For some strange reason a lot of criticism has been leveled against the performance of young Asa Butterfield as the title character and I'm kind of at a loss as to why. He's mainly called upon to look in wide eyed amazement at everything with his expressive eyes and turn on the waterworks when necessary and does that just fine. What's strange is that despite playing the protagonist and being the driving engine behind the narrative, the film doesn't live and die by his performance like you'd figure it would. He's important, but ultimately just a cog in the machine, which is fitting considering the film's central theme. He doesn't give a poor performance at all but if he did or Scorsese picked a less talented child actor, a part of me thinks the picture might not have suffered much at all. It's about Hugo, yet it isn't. Butterfield does good work, but it kind of perfectly blends in, possibly causing an understandable reluctance from many to praise it. Moretz is better but that's completely expected given her experience, and if she looks and even acts a little old for the role (despite being exactly the same age as Butterfield) it's understandable since the Isabelle character seems to be written as slightly older.
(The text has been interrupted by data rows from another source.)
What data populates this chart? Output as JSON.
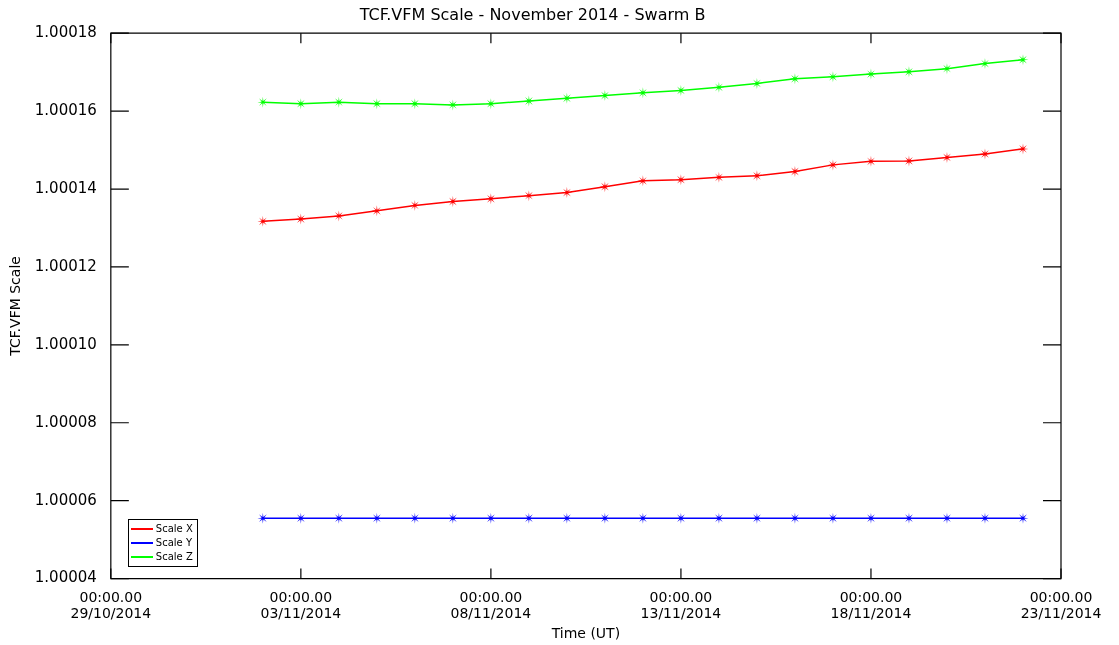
{
  "chart_data": {
    "type": "line",
    "title": "TCF.VFM Scale - November 2014 - Swarm B",
    "xlabel": "Time (UT)",
    "ylabel": "TCF.VFM Scale",
    "x": [
      "2014-11-02",
      "2014-11-03",
      "2014-11-04",
      "2014-11-05",
      "2014-11-06",
      "2014-11-07",
      "2014-11-08",
      "2014-11-09",
      "2014-11-10",
      "2014-11-11",
      "2014-11-12",
      "2014-11-13",
      "2014-11-14",
      "2014-11-15",
      "2014-11-16",
      "2014-11-17",
      "2014-11-18",
      "2014-11-19",
      "2014-11-20",
      "2014-11-21",
      "2014-11-22"
    ],
    "series": [
      {
        "name": "Scale X",
        "color": "#ff0000",
        "values": [
          1.0001317,
          1.0001323,
          1.0001331,
          1.0001344,
          1.0001358,
          1.0001368,
          1.0001375,
          1.0001383,
          1.0001391,
          1.0001406,
          1.0001421,
          1.0001424,
          1.000143,
          1.0001434,
          1.0001445,
          1.0001462,
          1.0001471,
          1.0001472,
          1.0001481,
          1.000149,
          1.0001503
        ]
      },
      {
        "name": "Scale Y",
        "color": "#0000ff",
        "values": [
          1.0000555,
          1.0000555,
          1.0000555,
          1.0000555,
          1.0000555,
          1.0000555,
          1.0000555,
          1.0000555,
          1.0000555,
          1.0000555,
          1.0000555,
          1.0000555,
          1.0000555,
          1.0000555,
          1.0000555,
          1.0000555,
          1.0000555,
          1.0000555,
          1.0000555,
          1.0000555,
          1.0000555
        ]
      },
      {
        "name": "Scale Z",
        "color": "#00ff00",
        "values": [
          1.0001623,
          1.0001619,
          1.0001623,
          1.0001619,
          1.0001619,
          1.0001616,
          1.0001619,
          1.0001626,
          1.0001633,
          1.000164,
          1.0001647,
          1.0001653,
          1.0001661,
          1.0001671,
          1.0001683,
          1.0001688,
          1.0001695,
          1.0001701,
          1.0001709,
          1.0001722,
          1.0001732
        ]
      }
    ],
    "xlim": [
      "2014-10-29",
      "2014-11-23"
    ],
    "xticks": [
      {
        "value": "2014-10-29",
        "label": "00:00.00\n29/10/2014"
      },
      {
        "value": "2014-11-03",
        "label": "00:00.00\n03/11/2014"
      },
      {
        "value": "2014-11-08",
        "label": "00:00.00\n08/11/2014"
      },
      {
        "value": "2014-11-13",
        "label": "00:00.00\n13/11/2014"
      },
      {
        "value": "2014-11-18",
        "label": "00:00.00\n18/11/2014"
      },
      {
        "value": "2014-11-23",
        "label": "00:00.00\n23/11/2014"
      }
    ],
    "ylim": [
      1.00004,
      1.00018
    ],
    "yticks": [
      {
        "value": 1.00004,
        "label": "1.00004"
      },
      {
        "value": 1.00006,
        "label": "1.00006"
      },
      {
        "value": 1.00008,
        "label": "1.00008"
      },
      {
        "value": 1.0001,
        "label": "1.00010"
      },
      {
        "value": 1.00012,
        "label": "1.00012"
      },
      {
        "value": 1.00014,
        "label": "1.00014"
      },
      {
        "value": 1.00016,
        "label": "1.00016"
      },
      {
        "value": 1.00018,
        "label": "1.00018"
      }
    ],
    "grid": false,
    "legend": "bottom left",
    "marker": "star",
    "line_style": "solid"
  }
}
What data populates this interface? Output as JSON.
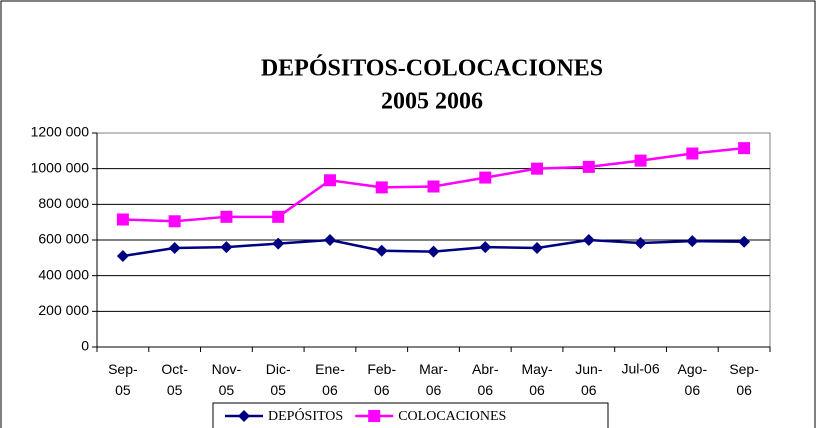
{
  "chart_data": {
    "type": "line",
    "title": "DEPÓSITOS-COLOCACIONES",
    "subtitle": "2005 2006",
    "categories": [
      "Sep-05",
      "Oct-05",
      "Nov-05",
      "Dic-05",
      "Ene-06",
      "Feb-06",
      "Mar-06",
      "Abr-06",
      "May-06",
      "Jun-06",
      "Jul-06",
      "Ago-06",
      "Sep-06"
    ],
    "series": [
      {
        "name": "DEPÓSITOS",
        "color": "#000080",
        "marker": "diamond",
        "values": [
          510000,
          555000,
          560000,
          580000,
          600000,
          540000,
          535000,
          560000,
          555000,
          600000,
          583000,
          594000,
          590000
        ]
      },
      {
        "name": "COLOCACIONES",
        "color": "#ff00ff",
        "marker": "square",
        "values": [
          715000,
          705000,
          730000,
          730000,
          935000,
          895000,
          900000,
          950000,
          1000000,
          1010000,
          1045000,
          1085000,
          1115000
        ]
      }
    ],
    "ylim": [
      0,
      1200000
    ],
    "yticks": [
      {
        "value": 0,
        "label": "0"
      },
      {
        "value": 200000,
        "label": "200 000"
      },
      {
        "value": 400000,
        "label": "400 000"
      },
      {
        "value": 600000,
        "label": "600 000"
      },
      {
        "value": 800000,
        "label": "800 000"
      },
      {
        "value": 1000000,
        "label": "1000 000"
      },
      {
        "value": 1200000,
        "label": "1200 000"
      }
    ],
    "grid": true,
    "legend": "bottom"
  }
}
But this is Ben Kingsley's movie, giving a career-high supporting performance that went surprisingly overlooked during awards season. It isn't off base to claim he's the actor most responsible for the film's success, bringing an uncommon amount of depth and gravity to a bitter man simultaneously running from and toward his past.
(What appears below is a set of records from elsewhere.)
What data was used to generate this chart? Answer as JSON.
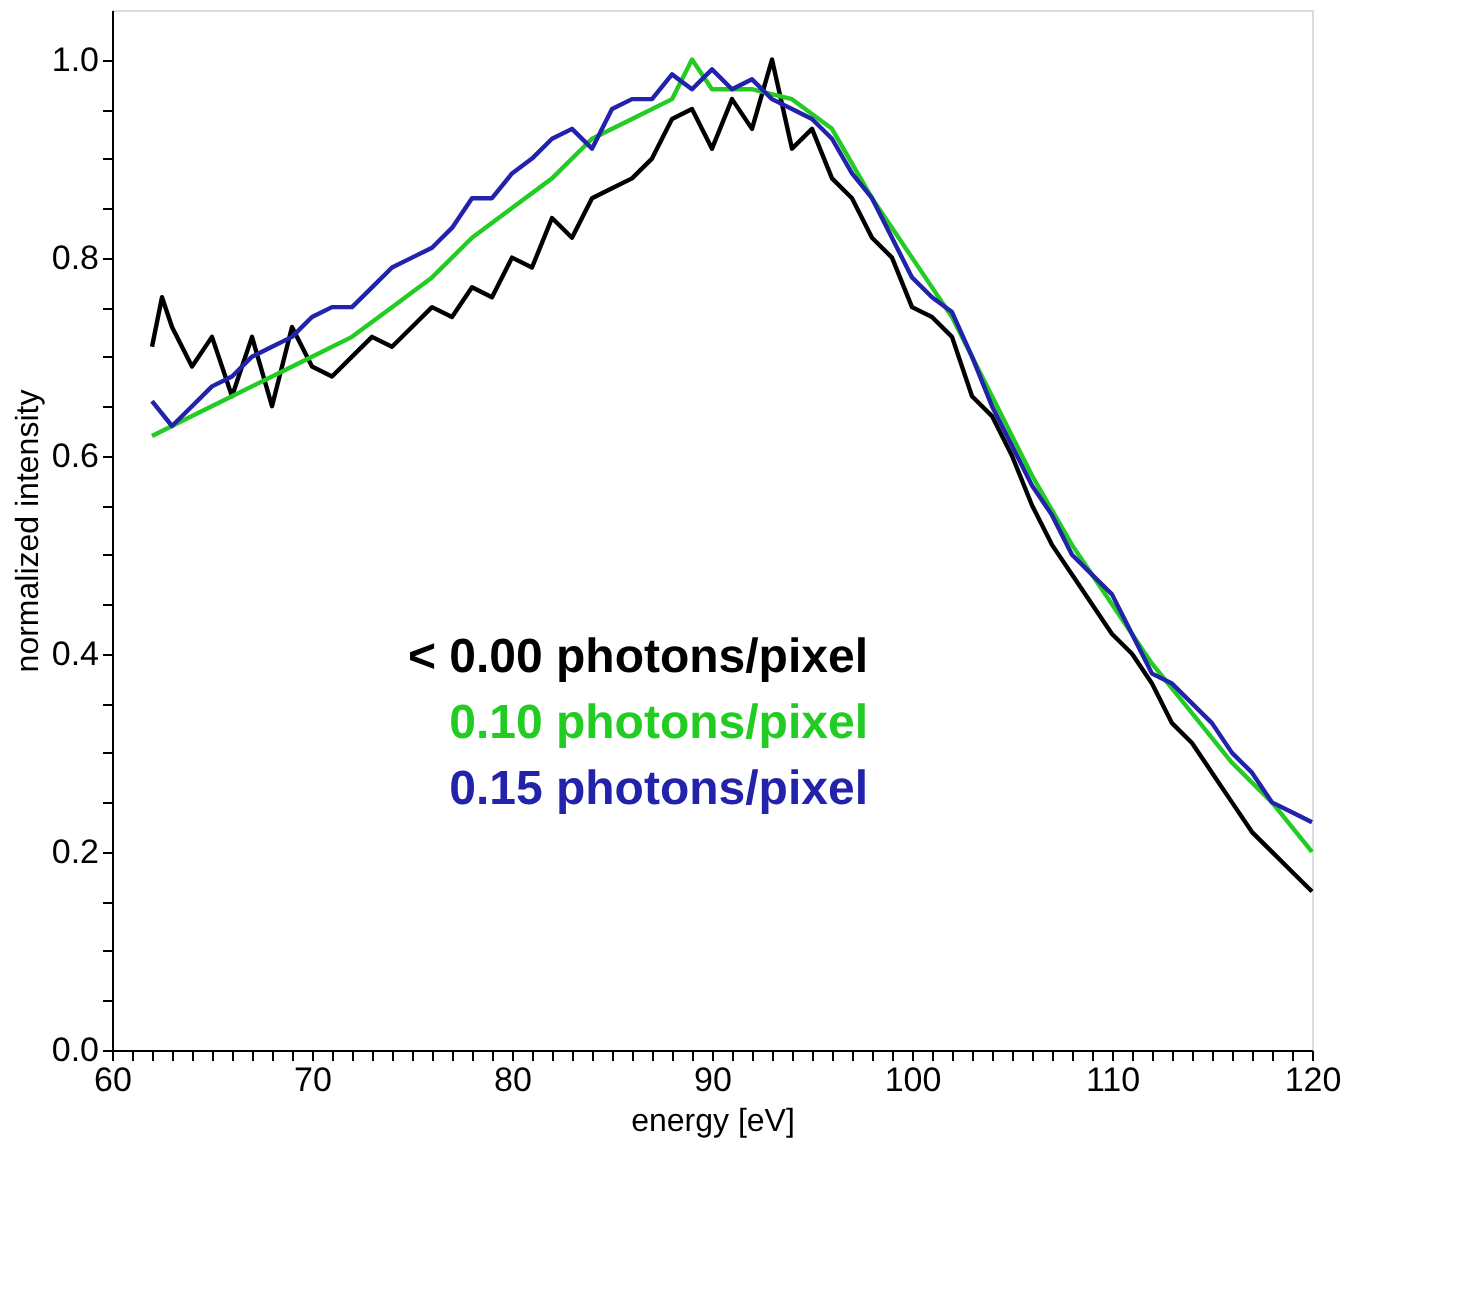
{
  "chart_data": {
    "type": "line",
    "xlabel": "energy [eV]",
    "ylabel": "normalized intensity",
    "xlim": [
      60,
      120
    ],
    "ylim": [
      0,
      1.05
    ],
    "xticks": [
      60,
      {
        "value": 61,
        "label": null
      },
      {
        "value": 62,
        "label": null
      },
      {
        "value": 63,
        "label": null
      },
      {
        "value": 64,
        "label": null
      },
      {
        "value": 65,
        "label": null
      },
      {
        "value": 66,
        "label": null
      },
      {
        "value": 67,
        "label": null
      },
      {
        "value": 68,
        "label": null
      },
      {
        "value": 69,
        "label": null
      },
      70,
      {
        "value": 71,
        "label": null
      },
      {
        "value": 72,
        "label": null
      },
      {
        "value": 73,
        "label": null
      },
      {
        "value": 74,
        "label": null
      },
      {
        "value": 75,
        "label": null
      },
      {
        "value": 76,
        "label": null
      },
      {
        "value": 77,
        "label": null
      },
      {
        "value": 78,
        "label": null
      },
      {
        "value": 79,
        "label": null
      },
      80,
      {
        "value": 81,
        "label": null
      },
      {
        "value": 82,
        "label": null
      },
      {
        "value": 83,
        "label": null
      },
      {
        "value": 84,
        "label": null
      },
      {
        "value": 85,
        "label": null
      },
      {
        "value": 86,
        "label": null
      },
      {
        "value": 87,
        "label": null
      },
      {
        "value": 88,
        "label": null
      },
      {
        "value": 89,
        "label": null
      },
      90,
      {
        "value": 91,
        "label": null
      },
      {
        "value": 92,
        "label": null
      },
      {
        "value": 93,
        "label": null
      },
      {
        "value": 94,
        "label": null
      },
      {
        "value": 95,
        "label": null
      },
      {
        "value": 96,
        "label": null
      },
      {
        "value": 97,
        "label": null
      },
      {
        "value": 98,
        "label": null
      },
      {
        "value": 99,
        "label": null
      },
      100,
      {
        "value": 101,
        "label": null
      },
      {
        "value": 102,
        "label": null
      },
      {
        "value": 103,
        "label": null
      },
      {
        "value": 104,
        "label": null
      },
      {
        "value": 105,
        "label": null
      },
      {
        "value": 106,
        "label": null
      },
      {
        "value": 107,
        "label": null
      },
      {
        "value": 108,
        "label": null
      },
      {
        "value": 109,
        "label": null
      },
      110,
      {
        "value": 111,
        "label": null
      },
      {
        "value": 112,
        "label": null
      },
      {
        "value": 113,
        "label": null
      },
      {
        "value": 114,
        "label": null
      },
      {
        "value": 115,
        "label": null
      },
      {
        "value": 116,
        "label": null
      },
      {
        "value": 117,
        "label": null
      },
      {
        "value": 118,
        "label": null
      },
      {
        "value": 119,
        "label": null
      },
      120
    ],
    "yticks": [
      {
        "value": 0,
        "label": "0.0"
      },
      {
        "value": 0.05,
        "label": null
      },
      {
        "value": 0.1,
        "label": null
      },
      {
        "value": 0.15,
        "label": null
      },
      {
        "value": 0.2,
        "label": "0.2"
      },
      {
        "value": 0.25,
        "label": null
      },
      {
        "value": 0.3,
        "label": null
      },
      {
        "value": 0.35,
        "label": null
      },
      {
        "value": 0.4,
        "label": "0.4"
      },
      {
        "value": 0.45,
        "label": null
      },
      {
        "value": 0.5,
        "label": null
      },
      {
        "value": 0.55,
        "label": null
      },
      {
        "value": 0.6,
        "label": "0.6"
      },
      {
        "value": 0.65,
        "label": null
      },
      {
        "value": 0.7,
        "label": null
      },
      {
        "value": 0.75,
        "label": null
      },
      {
        "value": 0.8,
        "label": "0.8"
      },
      {
        "value": 0.85,
        "label": null
      },
      {
        "value": 0.9,
        "label": null
      },
      {
        "value": 0.95,
        "label": null
      },
      {
        "value": 1,
        "label": "1.0"
      }
    ],
    "grid": false,
    "legend": "bottom left",
    "marker": "none",
    "line_style": "solid",
    "series": [
      {
        "name": "< 0.00 photons/pixel",
        "color": "#000000",
        "x": [
          62,
          62.5,
          63,
          64,
          65,
          66,
          67,
          68,
          69,
          70,
          71,
          72,
          73,
          74,
          75,
          76,
          77,
          78,
          79,
          80,
          81,
          82,
          83,
          84,
          85,
          86,
          87,
          88,
          89,
          90,
          91,
          92,
          93,
          94,
          95,
          96,
          97,
          98,
          99,
          100,
          101,
          102,
          103,
          104,
          105,
          106,
          107,
          108,
          109,
          110,
          111,
          112,
          113,
          114,
          115,
          116,
          117,
          118,
          119,
          120
        ],
        "values": [
          0.71,
          0.76,
          0.73,
          0.69,
          0.72,
          0.66,
          0.72,
          0.65,
          0.73,
          0.69,
          0.68,
          0.7,
          0.72,
          0.71,
          0.73,
          0.75,
          0.74,
          0.77,
          0.76,
          0.8,
          0.79,
          0.84,
          0.82,
          0.86,
          0.87,
          0.88,
          0.9,
          0.94,
          0.95,
          0.91,
          0.96,
          0.93,
          1.0,
          0.91,
          0.93,
          0.88,
          0.86,
          0.82,
          0.8,
          0.75,
          0.74,
          0.72,
          0.66,
          0.64,
          0.6,
          0.55,
          0.51,
          0.48,
          0.45,
          0.42,
          0.4,
          0.37,
          0.33,
          0.31,
          0.28,
          0.25,
          0.22,
          0.2,
          0.18,
          0.16
        ]
      },
      {
        "name": "0.10 photons/pixel",
        "color": "#22cc22",
        "x": [
          62,
          64,
          66,
          68,
          70,
          72,
          74,
          76,
          78,
          80,
          82,
          84,
          86,
          88,
          89,
          90,
          92,
          94,
          96,
          98,
          100,
          102,
          104,
          106,
          108,
          110,
          112,
          114,
          116,
          118,
          120
        ],
        "values": [
          0.62,
          0.64,
          0.66,
          0.68,
          0.7,
          0.72,
          0.75,
          0.78,
          0.82,
          0.85,
          0.88,
          0.92,
          0.94,
          0.96,
          1.0,
          0.97,
          0.97,
          0.96,
          0.93,
          0.86,
          0.8,
          0.74,
          0.66,
          0.58,
          0.51,
          0.45,
          0.39,
          0.34,
          0.29,
          0.25,
          0.2
        ]
      },
      {
        "name": "0.15 photons/pixel",
        "color": "#2222aa",
        "x": [
          62,
          63,
          64,
          65,
          66,
          67,
          68,
          69,
          70,
          71,
          72,
          73,
          74,
          75,
          76,
          77,
          78,
          79,
          80,
          81,
          82,
          83,
          84,
          85,
          86,
          87,
          88,
          89,
          90,
          91,
          92,
          93,
          94,
          95,
          96,
          97,
          98,
          99,
          100,
          101,
          102,
          103,
          104,
          105,
          106,
          107,
          108,
          109,
          110,
          111,
          112,
          113,
          114,
          115,
          116,
          117,
          118,
          119,
          120
        ],
        "values": [
          0.655,
          0.63,
          0.65,
          0.67,
          0.68,
          0.7,
          0.71,
          0.72,
          0.74,
          0.75,
          0.75,
          0.77,
          0.79,
          0.8,
          0.81,
          0.83,
          0.86,
          0.86,
          0.885,
          0.9,
          0.92,
          0.93,
          0.91,
          0.95,
          0.96,
          0.96,
          0.985,
          0.97,
          0.99,
          0.97,
          0.98,
          0.96,
          0.95,
          0.94,
          0.92,
          0.885,
          0.86,
          0.82,
          0.78,
          0.76,
          0.745,
          0.7,
          0.65,
          0.61,
          0.57,
          0.54,
          0.5,
          0.48,
          0.46,
          0.42,
          0.38,
          0.37,
          0.35,
          0.33,
          0.3,
          0.28,
          0.25,
          0.24,
          0.23
        ]
      }
    ]
  }
}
Chalk this up as yet another entry in the nostalgia craze that swept through theaters in 2011, joining the likes of The Artist, Super 8, War Horse, Drive, Midnight in Paris and many more. But give this credit for at least depicting a relationship with the past that isn't completely full of the warm and fuzzies, even if does end that way. It only suffers in having a section so powerful that the rest of the film has trouble holding its ground with it. And while it seems we were obligated to honor Steven Spielberg and Woody Allen for just releasing anything, this (unlike 2010's Shutter Island) feels as if it would still be garnering massive praise without the knowledge Scorsese directed it. Yet he's inseparable from it anyway. Given its size and scope Hugo still manages to feels almost embarrassingly intimate and personal. It doesn't at all feel like the work of a filmmaker pushing 70, but one still trying new things and pushing himself in different directions. I may not always agree with those directions but it's impressive he would try something this unexpectedly ambitious when he clearly doesn't need to and could just pump out the same stuff he has been. The nicest surprise accompanying Hugo is that it wasn't listed among the nine Best Picture nominees as a favor to the person who made it, but because it actually deserved to be.